Bargaining Power of Consumers
This entails reliance of a company on its customers. Customers are at liberty to deal with other companies that offer better products or cheaper prices. Thus, the company has to offer its customers the best products and prices (Smith, 2008). This strategy is what enabled Nike to remain at the top of the industry.
Among these forces, identifying consumers’ bargaining power is the strongest. This is because it enables a company to ensure that it continues doing business and existing in its market. A business is kept in any market by consumers. They enable the management to indirectly avoid factors that can lower their possibilities of operating within a market or profitability.

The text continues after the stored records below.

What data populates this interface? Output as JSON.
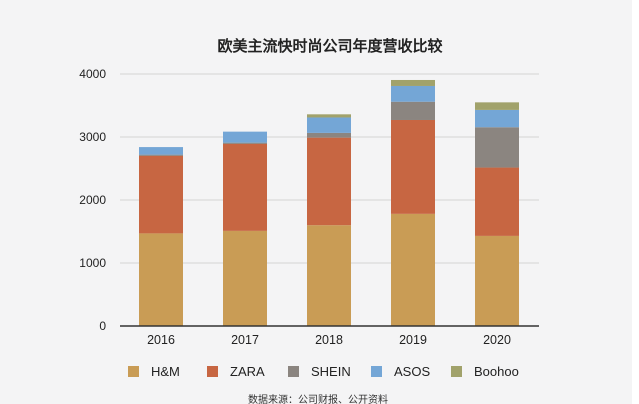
{
  "chart_data": {
    "type": "bar",
    "stacked": true,
    "title": "欧美主流快时尚公司年度营收比较",
    "xlabel": "",
    "ylabel": "",
    "categories": [
      "2016",
      "2017",
      "2018",
      "2019",
      "2020"
    ],
    "ylim": [
      0,
      4000
    ],
    "yticks": [
      0,
      1000,
      2000,
      3000,
      4000
    ],
    "grid": true,
    "legend_position": "bottom",
    "series": [
      {
        "name": "H&M",
        "color": "#c99c55",
        "values": [
          1470,
          1510,
          1600,
          1780,
          1430
        ]
      },
      {
        "name": "ZARA",
        "color": "#c76642",
        "values": [
          1230,
          1380,
          1390,
          1490,
          1085
        ]
      },
      {
        "name": "SHEIN",
        "color": "#8b8580",
        "values": [
          20,
          20,
          75,
          290,
          640
        ]
      },
      {
        "name": "ASOS",
        "color": "#74a6d6",
        "values": [
          120,
          175,
          245,
          250,
          275
        ]
      },
      {
        "name": "Boohoo",
        "color": "#a1a26b",
        "values": [
          0,
          0,
          50,
          95,
          120
        ]
      }
    ],
    "source_note": "数据来源：公司财报、公开资料"
  }
}
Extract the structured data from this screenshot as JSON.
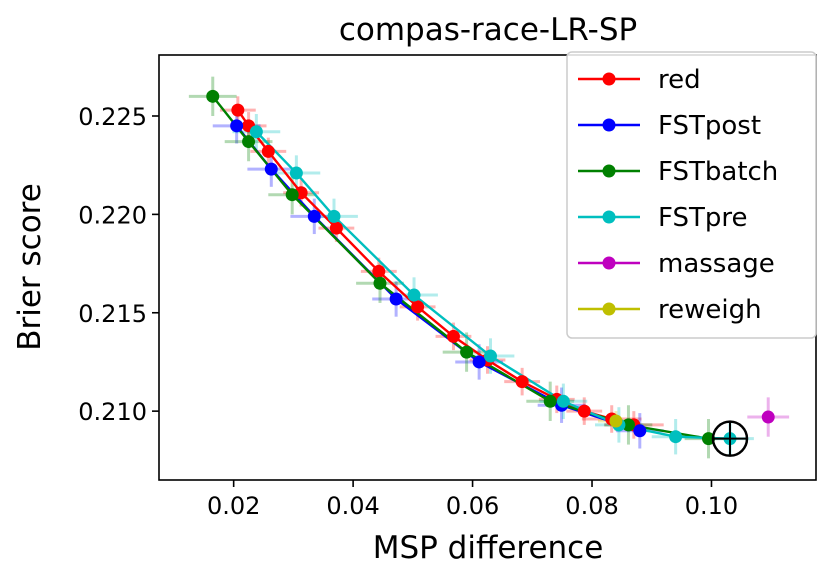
{
  "chart_data": {
    "type": "line",
    "title": "compas-race-LR-SP",
    "xlabel": "MSP difference",
    "ylabel": "Brier score",
    "xlim": [
      0.0075,
      0.1175
    ],
    "ylim": [
      0.2065,
      0.2281
    ],
    "xticks": [
      0.02,
      0.04,
      0.06,
      0.08,
      0.1
    ],
    "xtick_labels": [
      "0.02",
      "0.04",
      "0.06",
      "0.08",
      "0.10"
    ],
    "yticks": [
      0.21,
      0.215,
      0.22,
      0.225
    ],
    "ytick_labels": [
      "0.210",
      "0.215",
      "0.220",
      "0.225"
    ],
    "grid": false,
    "legend_position": "top-right",
    "highlight_marker": {
      "x": 0.1031,
      "y": 0.2086,
      "shape": "circle-crosshair"
    },
    "series": [
      {
        "name": "red",
        "color": "#ff0000",
        "x": [
          0.0207,
          0.0225,
          0.0258,
          0.0313,
          0.0372,
          0.0443,
          0.0508,
          0.0568,
          0.0625,
          0.0683,
          0.0741,
          0.0787,
          0.0833,
          0.087
        ],
        "y": [
          0.2253,
          0.2245,
          0.2232,
          0.2211,
          0.2193,
          0.2171,
          0.2153,
          0.2138,
          0.2126,
          0.2115,
          0.2106,
          0.21,
          0.2096,
          0.2093
        ],
        "xerr": [
          0.003,
          0.003,
          0.003,
          0.003,
          0.003,
          0.003,
          0.003,
          0.003,
          0.003,
          0.003,
          0.003,
          0.003,
          0.005,
          0.005
        ],
        "yerr": [
          0.0007,
          0.0007,
          0.0007,
          0.0007,
          0.0007,
          0.0007,
          0.0007,
          0.0007,
          0.0007,
          0.0007,
          0.0007,
          0.0007,
          0.0007,
          0.0007
        ]
      },
      {
        "name": "FSTpost",
        "color": "#0000ff",
        "x": [
          0.0205,
          0.0263,
          0.0335,
          0.0472,
          0.0611,
          0.0749,
          0.088
        ],
        "y": [
          0.2245,
          0.2223,
          0.2199,
          0.2157,
          0.2125,
          0.2103,
          0.209
        ],
        "xerr": [
          0.004,
          0.004,
          0.004,
          0.004,
          0.004,
          0.004,
          0.004
        ],
        "yerr": [
          0.0009,
          0.0009,
          0.0009,
          0.0009,
          0.0009,
          0.0009,
          0.0009
        ]
      },
      {
        "name": "FSTbatch",
        "color": "#008000",
        "x": [
          0.0165,
          0.0225,
          0.0298,
          0.0445,
          0.059,
          0.073,
          0.0861,
          0.0995
        ],
        "y": [
          0.226,
          0.2237,
          0.221,
          0.2165,
          0.213,
          0.2105,
          0.2093,
          0.2086
        ],
        "xerr": [
          0.004,
          0.004,
          0.004,
          0.004,
          0.004,
          0.004,
          0.004,
          0.004
        ],
        "yerr": [
          0.001,
          0.001,
          0.001,
          0.001,
          0.001,
          0.001,
          0.001,
          0.001
        ]
      },
      {
        "name": "FSTpre",
        "color": "#00bfbf",
        "x": [
          0.0238,
          0.0305,
          0.0368,
          0.0502,
          0.063,
          0.0752,
          0.0845,
          0.094,
          0.1031
        ],
        "y": [
          0.2242,
          0.2221,
          0.2199,
          0.2159,
          0.2128,
          0.2105,
          0.2093,
          0.2087,
          0.2086
        ],
        "xerr": [
          0.004,
          0.004,
          0.004,
          0.004,
          0.004,
          0.004,
          0.004,
          0.004,
          0.004
        ],
        "yerr": [
          0.0009,
          0.0009,
          0.0009,
          0.0009,
          0.0009,
          0.0009,
          0.0009,
          0.0009,
          0.0009
        ]
      },
      {
        "name": "massage",
        "color": "#bf00bf",
        "x": [
          0.1095
        ],
        "y": [
          0.2097
        ],
        "xerr": [
          0.0035
        ],
        "yerr": [
          0.001
        ]
      },
      {
        "name": "reweigh",
        "color": "#bfbf00",
        "x": [
          0.084
        ],
        "y": [
          0.2095
        ],
        "xerr": [
          0.003
        ],
        "yerr": [
          0.0005
        ]
      }
    ]
  }
}
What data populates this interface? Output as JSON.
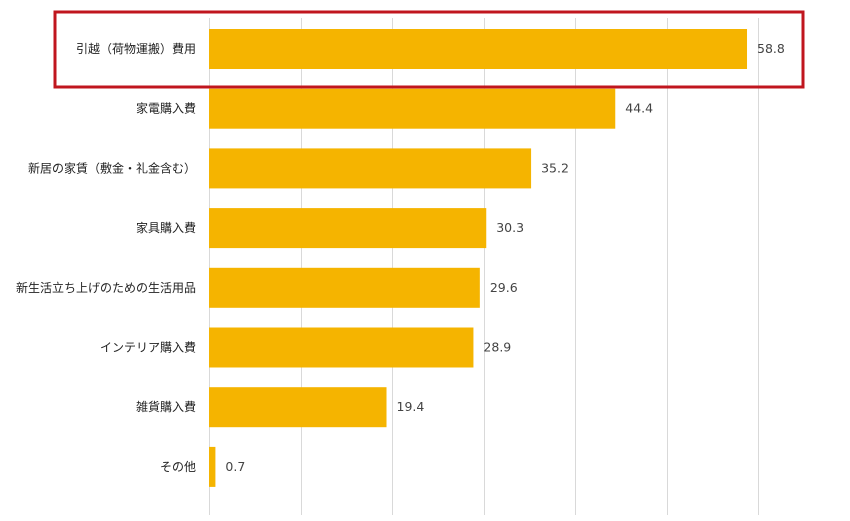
{
  "chart_data": {
    "type": "bar",
    "orientation": "horizontal",
    "categories": [
      "引越（荷物運搬）費用",
      "家電購入費",
      "新居の家賃（敷金・礼金含む）",
      "家具購入費",
      "新生活立ち上げのための生活用品",
      "インテリア購入費",
      "雑貨購入費",
      "その他"
    ],
    "values": [
      58.8,
      44.4,
      35.2,
      30.3,
      29.6,
      28.9,
      19.4,
      0.7
    ],
    "value_labels": [
      "58.8",
      "44.4",
      "35.2",
      "30.3",
      "29.6",
      "28.9",
      "19.4",
      "0.7"
    ],
    "title": "",
    "xlabel": "",
    "ylabel": "",
    "xlim": [
      0,
      60
    ],
    "gridline_step": 10,
    "grid": true,
    "legend": "none",
    "highlighted_category_index": 0
  },
  "colors": {
    "bar": "#F5B400",
    "highlight_border": "#C0161E",
    "grid": "#D9D9D9"
  }
}
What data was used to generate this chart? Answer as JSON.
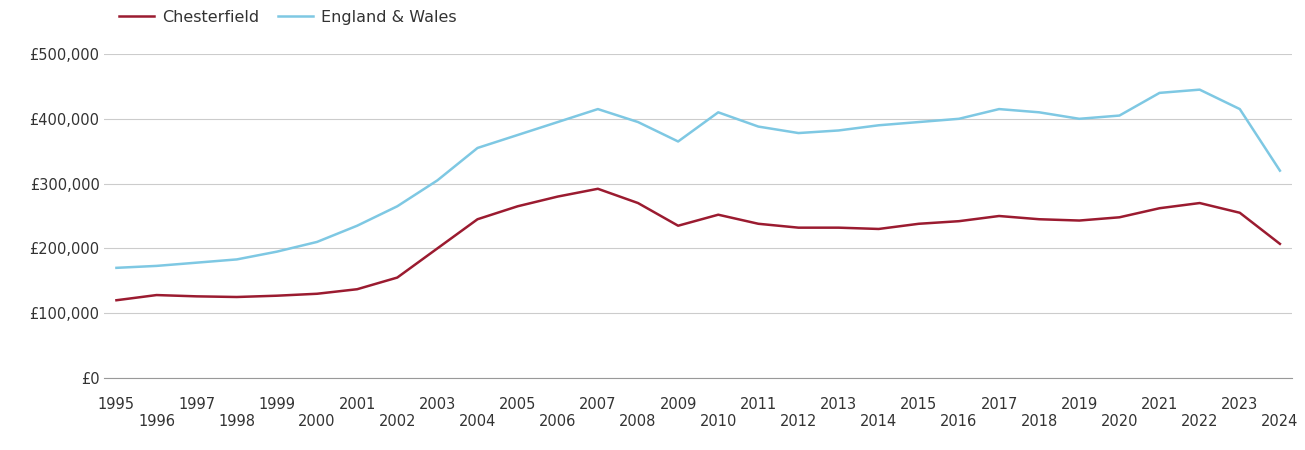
{
  "chesterfield": {
    "label": "Chesterfield",
    "color": "#9b1b30",
    "years": [
      1995,
      1996,
      1997,
      1998,
      1999,
      2000,
      2001,
      2002,
      2003,
      2004,
      2005,
      2006,
      2007,
      2008,
      2009,
      2010,
      2011,
      2012,
      2013,
      2014,
      2015,
      2016,
      2017,
      2018,
      2019,
      2020,
      2021,
      2022,
      2023,
      2024
    ],
    "values": [
      120000,
      128000,
      126000,
      125000,
      127000,
      130000,
      137000,
      155000,
      200000,
      245000,
      265000,
      280000,
      292000,
      270000,
      235000,
      252000,
      238000,
      232000,
      232000,
      230000,
      238000,
      242000,
      250000,
      245000,
      243000,
      248000,
      262000,
      270000,
      255000,
      207000
    ]
  },
  "england_wales": {
    "label": "England & Wales",
    "color": "#7ec8e3",
    "years": [
      1995,
      1996,
      1997,
      1998,
      1999,
      2000,
      2001,
      2002,
      2003,
      2004,
      2005,
      2006,
      2007,
      2008,
      2009,
      2010,
      2011,
      2012,
      2013,
      2014,
      2015,
      2016,
      2017,
      2018,
      2019,
      2020,
      2021,
      2022,
      2023,
      2024
    ],
    "values": [
      170000,
      173000,
      178000,
      183000,
      195000,
      210000,
      235000,
      265000,
      305000,
      355000,
      375000,
      395000,
      415000,
      395000,
      365000,
      410000,
      388000,
      378000,
      382000,
      390000,
      395000,
      400000,
      415000,
      410000,
      400000,
      405000,
      440000,
      445000,
      415000,
      320000
    ]
  },
  "ylim": [
    0,
    500000
  ],
  "yticks": [
    0,
    100000,
    200000,
    300000,
    400000,
    500000
  ],
  "ytick_labels": [
    "£0",
    "£100,000",
    "£200,000",
    "£300,000",
    "£400,000",
    "£500,000"
  ],
  "background_color": "#ffffff",
  "grid_color": "#cccccc",
  "line_width": 1.8,
  "legend_fontsize": 11.5,
  "tick_fontsize": 10.5
}
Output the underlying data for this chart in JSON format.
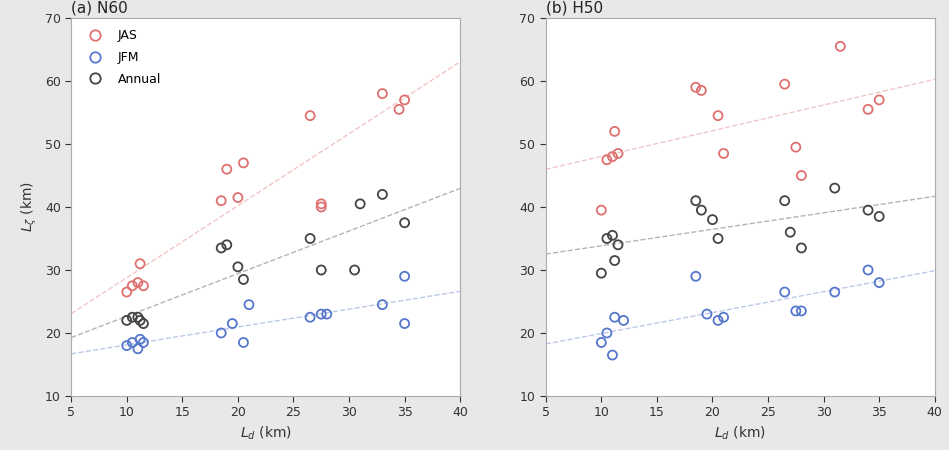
{
  "panel_a_title": "(a) N60",
  "panel_b_title": "(b) H50",
  "xlabel": "$L_d$ (km)",
  "ylabel": "$L_\\zeta$ (km)",
  "xlim": [
    5,
    40
  ],
  "ylim": [
    10,
    70
  ],
  "xticks": [
    5,
    10,
    15,
    20,
    25,
    30,
    35,
    40
  ],
  "yticks": [
    10,
    20,
    30,
    40,
    50,
    60,
    70
  ],
  "N60": {
    "JAS_x": [
      10.0,
      10.5,
      11.0,
      11.2,
      11.5,
      18.5,
      19.0,
      20.0,
      20.5,
      26.5,
      27.5,
      27.5,
      33.0,
      34.5,
      35.0
    ],
    "JAS_y": [
      26.5,
      27.5,
      28.0,
      31.0,
      27.5,
      41.0,
      46.0,
      41.5,
      47.0,
      54.5,
      40.0,
      40.5,
      58.0,
      55.5,
      57.0
    ],
    "JFM_x": [
      10.0,
      10.5,
      11.0,
      11.2,
      11.5,
      18.5,
      19.5,
      20.5,
      21.0,
      26.5,
      27.5,
      28.0,
      33.0,
      35.0,
      35.0
    ],
    "JFM_y": [
      18.0,
      18.5,
      17.5,
      19.0,
      18.5,
      20.0,
      21.5,
      18.5,
      24.5,
      22.5,
      23.0,
      23.0,
      24.5,
      29.0,
      21.5
    ],
    "Annual_x": [
      10.0,
      10.5,
      11.0,
      11.2,
      11.5,
      18.5,
      19.0,
      20.0,
      20.5,
      26.5,
      27.5,
      30.5,
      31.0,
      33.0,
      35.0
    ],
    "Annual_y": [
      22.0,
      22.5,
      22.5,
      22.0,
      21.5,
      33.5,
      34.0,
      30.5,
      28.5,
      35.0,
      30.0,
      30.0,
      40.5,
      42.0,
      37.5
    ]
  },
  "H50": {
    "JAS_x": [
      10.0,
      10.5,
      11.0,
      11.2,
      11.5,
      18.5,
      19.0,
      20.5,
      21.0,
      26.5,
      27.5,
      28.0,
      31.5,
      34.0,
      35.0
    ],
    "JAS_y": [
      39.5,
      47.5,
      48.0,
      52.0,
      48.5,
      59.0,
      58.5,
      54.5,
      48.5,
      59.5,
      49.5,
      45.0,
      65.5,
      55.5,
      57.0
    ],
    "JFM_x": [
      10.0,
      10.5,
      11.0,
      11.2,
      12.0,
      18.5,
      19.5,
      20.5,
      21.0,
      26.5,
      27.5,
      28.0,
      31.0,
      34.0,
      35.0
    ],
    "JFM_y": [
      18.5,
      20.0,
      16.5,
      22.5,
      22.0,
      29.0,
      23.0,
      22.0,
      22.5,
      26.5,
      23.5,
      23.5,
      26.5,
      30.0,
      28.0
    ],
    "Annual_x": [
      10.0,
      10.5,
      11.0,
      11.2,
      11.5,
      18.5,
      19.0,
      20.0,
      20.5,
      26.5,
      27.0,
      28.0,
      31.0,
      34.0,
      35.0
    ],
    "Annual_y": [
      29.5,
      35.0,
      35.5,
      31.5,
      34.0,
      41.0,
      39.5,
      38.0,
      35.0,
      41.0,
      36.0,
      33.5,
      43.0,
      39.5,
      38.5
    ]
  },
  "JAS_color": "#e07070",
  "JFM_color": "#5577cc",
  "Annual_color": "#444444",
  "trendline_alpha": 0.4,
  "marker_size": 6.5,
  "marker_linewidth": 1.3,
  "fig_bg_color": "#e8e8e8",
  "plot_bg_color": "#ffffff",
  "spine_color": "#aaaaaa",
  "tick_label_color": "#333333",
  "tick_label_size": 9,
  "label_fontsize": 10,
  "title_fontsize": 11
}
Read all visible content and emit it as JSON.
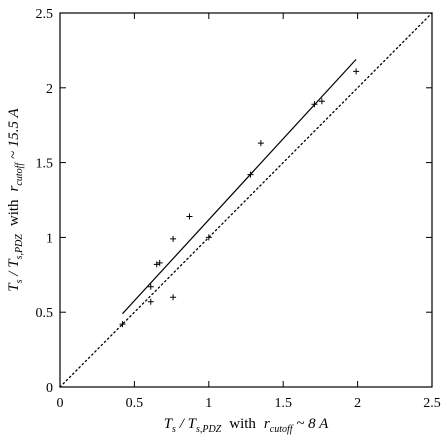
{
  "chart_data": {
    "type": "scatter",
    "xlim": [
      0,
      2.5
    ],
    "ylim": [
      0,
      2.5
    ],
    "x_ticks": [
      0,
      0.5,
      1,
      1.5,
      2,
      2.5
    ],
    "y_ticks": [
      0,
      0.5,
      1,
      1.5,
      2,
      2.5
    ],
    "x_tick_labels": [
      "0",
      "0.5",
      "1",
      "1.5",
      "2",
      "2.5"
    ],
    "y_tick_labels": [
      "0",
      "0.5",
      "1",
      "1.5",
      "2",
      "2.5"
    ],
    "grid": false,
    "xlabel": {
      "T": "T",
      "T_sub": "s",
      "slash": " / T",
      "ref_sub": "s,PDZ",
      "with": "with",
      "r": "r",
      "r_sub": "cutoff",
      "tail": " ~ 8 A"
    },
    "ylabel": {
      "T": "T",
      "T_sub": "s",
      "slash": " / T",
      "ref_sub": "s,PDZ",
      "with": "with",
      "r": "r",
      "r_sub": "cutoff",
      "tail": " ~ 15.5 A"
    },
    "points": [
      {
        "x": 0.42,
        "y": 0.42
      },
      {
        "x": 0.61,
        "y": 0.57
      },
      {
        "x": 0.61,
        "y": 0.67
      },
      {
        "x": 0.65,
        "y": 0.82
      },
      {
        "x": 0.67,
        "y": 0.83
      },
      {
        "x": 0.76,
        "y": 0.99
      },
      {
        "x": 0.76,
        "y": 0.6
      },
      {
        "x": 0.87,
        "y": 1.14
      },
      {
        "x": 1.0,
        "y": 1.0
      },
      {
        "x": 1.28,
        "y": 1.42
      },
      {
        "x": 1.35,
        "y": 1.63
      },
      {
        "x": 1.71,
        "y": 1.89
      },
      {
        "x": 1.76,
        "y": 1.91
      },
      {
        "x": 1.99,
        "y": 2.11
      }
    ],
    "fit_line": {
      "x": [
        0.42,
        1.99
      ],
      "y": [
        0.49,
        2.19
      ]
    },
    "identity_line": {
      "x": [
        0,
        2.5
      ],
      "y": [
        0,
        2.5
      ]
    }
  }
}
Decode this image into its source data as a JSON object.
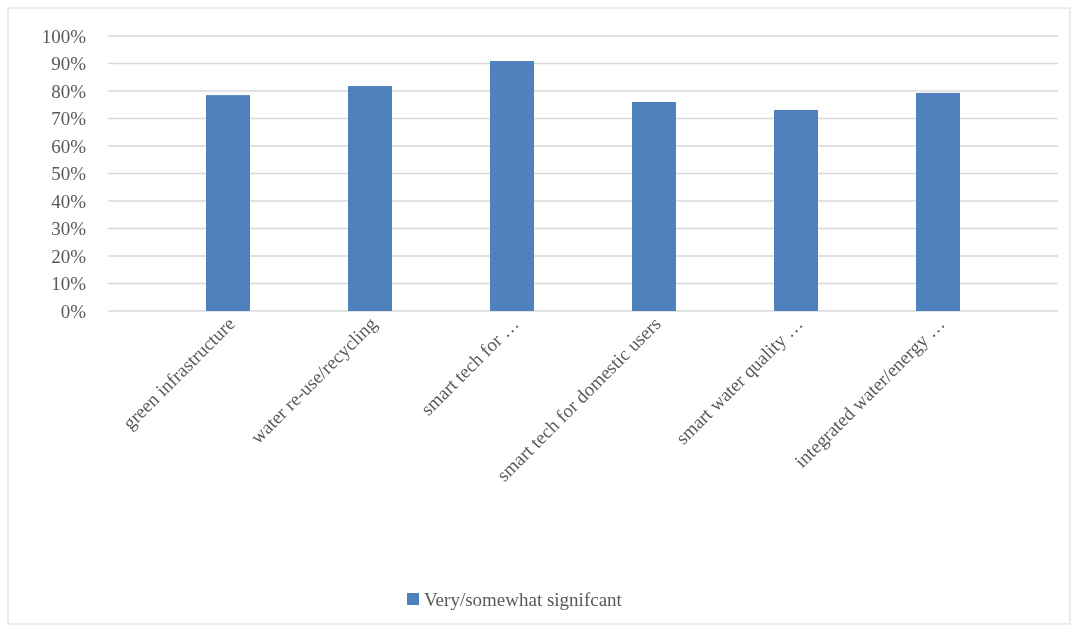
{
  "chart_data": {
    "type": "bar",
    "categories": [
      "green infrastructure",
      "water re-use/recycling",
      "smart tech for …",
      "smart tech for domestic users",
      "smart water quality …",
      "integrated water/energy …"
    ],
    "series": [
      {
        "name": "Very/somewhat signifcant",
        "color": "#4f81bd",
        "values": [
          78.5,
          81.8,
          90.9,
          76,
          73.1,
          79.3
        ]
      }
    ],
    "ylim": [
      0,
      100
    ],
    "yticks": [
      {
        "value": 0,
        "label": "0%"
      },
      {
        "value": 10,
        "label": "10%"
      },
      {
        "value": 20,
        "label": "20%"
      },
      {
        "value": 30,
        "label": "30%"
      },
      {
        "value": 40,
        "label": "40%"
      },
      {
        "value": 50,
        "label": "50%"
      },
      {
        "value": 60,
        "label": "60%"
      },
      {
        "value": 70,
        "label": "70%"
      },
      {
        "value": 80,
        "label": "80%"
      },
      {
        "value": 90,
        "label": "90%"
      },
      {
        "value": 100,
        "label": "100%"
      }
    ],
    "grid": "y",
    "legend": "bottom"
  }
}
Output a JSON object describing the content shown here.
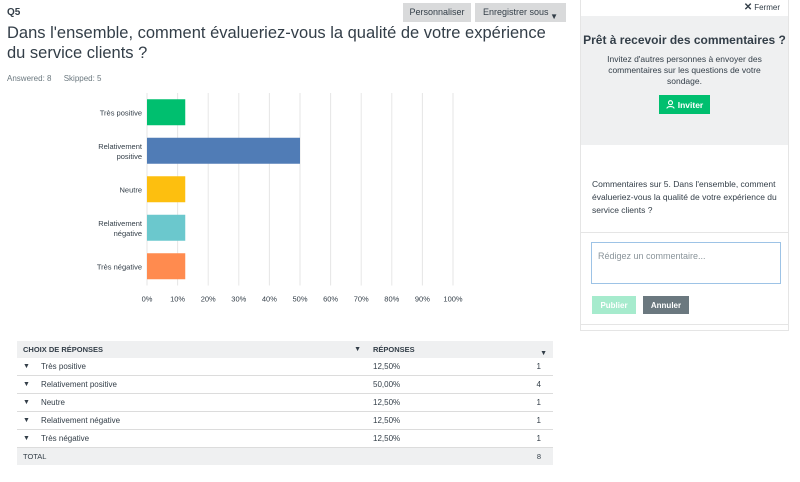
{
  "question": {
    "number": "Q5",
    "title": "Dans l'ensemble, comment évalueriez-vous la qualité de votre expérience du service clients ?",
    "answered": "Answered: 8",
    "skipped": "Skipped: 5"
  },
  "toolbar": {
    "customize_label": "Personnaliser",
    "save_label": "Enregistrer sous"
  },
  "chart_data": {
    "type": "bar",
    "orientation": "horizontal",
    "categories": [
      "Très positive",
      "Relativement positive",
      "Neutre",
      "Relativement négative",
      "Très négative"
    ],
    "values": [
      12.5,
      50,
      12.5,
      12.5,
      12.5
    ],
    "colors": [
      "#00bf6f",
      "#507cb6",
      "#fdbf0f",
      "#6bc8cd",
      "#ff8b4f"
    ],
    "xlim": [
      0,
      100
    ],
    "xticks": [
      "0%",
      "10%",
      "20%",
      "30%",
      "40%",
      "50%",
      "60%",
      "70%",
      "80%",
      "90%",
      "100%"
    ],
    "grid": true
  },
  "table": {
    "headers": [
      "CHOIX DE RÉPONSES",
      "RÉPONSES"
    ],
    "rows": [
      {
        "label": "Très positive",
        "percent": "12,50%",
        "count": "1"
      },
      {
        "label": "Relativement positive",
        "percent": "50,00%",
        "count": "4"
      },
      {
        "label": "Neutre",
        "percent": "12,50%",
        "count": "1"
      },
      {
        "label": "Relativement négative",
        "percent": "12,50%",
        "count": "1"
      },
      {
        "label": "Très négative",
        "percent": "12,50%",
        "count": "1"
      }
    ],
    "total_label": "TOTAL",
    "total_count": "8"
  },
  "sidebar": {
    "close_label": "Fermer",
    "invite_title": "Prêt à recevoir des commentaires ?",
    "invite_text": "Invitez d'autres personnes à envoyer des commentaires sur les questions de votre sondage.",
    "invite_button": "Inviter",
    "comment_title": "Commentaires sur 5. Dans l'ensemble, comment évalueriez-vous la qualité de votre expérience du service clients ?",
    "comment_placeholder": "Rédigez un commentaire...",
    "publish_label": "Publier",
    "cancel_label": "Annuler"
  }
}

This force is the foundation on which strategies are laid. On this foundation, businesses engage in activities that will lead them into realizing their goals. For Under Armor, the top competitors are Adidas, Fila and Nike since these have been in this industry for a while. Thus, they know the situation of the market better at specific times. The strategies of Under Armor should concentrate on performance improvement for athletes. The aim of the strategies of Nike is to increase sales levels for its products. For Adidas, the aim of the strategies is to create awareness for the global sporting lifestyle. The Under Armor’s strategy is the best since despite the fact that it is a profit-oriented firm it considers value that athletes get from its products.
The higher margin that Nike has in terms of profit has made it a good performer based on the provided financial data. Under Armor should learn how to protect its share of the market and also how to have different alternatives while providing its products.
Beech, J. G., & Chadwick, S. (2012). The business of sport management. Harlow: Financial Times/Prentice Hall.
Lussier, R. N., & Kimball, D. C. (2014). Applied sport management skills.
Masteralexis, L. P., Barr, C. A., & Hums, M. A. (2012). Principles and practice of sport management. Sudbury, MA: Jones & Bartlett Learning.
Smith, A. (2008). Introduction to sport marketing. Amsterdam: Elsevier Butterworth-Heinemann.